Details from The Tablet:
Cardinal Vincent Nichols is to become the first Catholic bishop to play a formal role in the coronation of a British monarch since the Reformation, when he blesses King Charles III during the ceremony in Westminster Abbey on 6 May.
It will be witnessed by a papal delegation led by Cardinal Pietro Parolin, the Holy See Secretary of State, the first papal representative to participate in a British Coronation for almost 500 years.
Cardinal Nichols told The Tablet that the coronation is a “remarkable moment” for ecumenical relations, pointing out that as a young boy in 1953 he “would never have dreamt of stepping inside” a non-Catholic church.
This Saturday, the Archbishop of Westminster won’t only be inside the Abbey but will impart a blessing on the newly-crowned King. It makes him the first Catholic bishop to take an active part in the coronation of a British monarch since Bishop Stephen Gardiner placed the crown on Queen Mary’s head in 1553.
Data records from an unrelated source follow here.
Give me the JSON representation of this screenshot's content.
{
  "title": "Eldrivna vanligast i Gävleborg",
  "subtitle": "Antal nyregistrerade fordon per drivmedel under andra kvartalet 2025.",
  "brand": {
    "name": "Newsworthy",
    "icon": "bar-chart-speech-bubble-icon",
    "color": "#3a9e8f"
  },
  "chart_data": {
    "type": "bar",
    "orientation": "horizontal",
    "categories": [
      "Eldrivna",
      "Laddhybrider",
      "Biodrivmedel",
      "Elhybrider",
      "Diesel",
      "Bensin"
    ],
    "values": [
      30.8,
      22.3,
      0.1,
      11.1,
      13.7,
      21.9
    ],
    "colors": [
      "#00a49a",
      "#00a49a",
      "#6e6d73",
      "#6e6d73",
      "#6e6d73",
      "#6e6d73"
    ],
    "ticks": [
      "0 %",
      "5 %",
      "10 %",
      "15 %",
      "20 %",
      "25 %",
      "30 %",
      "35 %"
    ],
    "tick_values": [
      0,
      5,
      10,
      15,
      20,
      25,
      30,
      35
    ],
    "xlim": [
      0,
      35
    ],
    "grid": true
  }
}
Other Catholic prelates attending the coronation include Archbishop Eamon Martin of Armagh, Primate of All-Ireland, Bishop Hugh Gilbert of Aberdeen, president of Scotland’s bishops’ conference, and Archbishop Mark O’Toole of Cardiff.
History will also be made when Cardinal Parolin takes his seat in the Abbey for the coronation along with the newly-appointed apostolic nuncio to Great Britain, Archbishop Miguel Maury Buendí. Both are representing Francis for the occasion.
… Chris Trott, the UK ambassador to the Holy See, said the last papal representation to participate at a coronation was that of Mary I, who unsuccessfully tried to reverse the Reformation and return to England to Catholicism.
The presence of papal representatives in the Abbey will be a change to the coronation of Queen Elizabeth in 1953, when representatives witnessed the procession to and from the Abbey but did not enter the church building.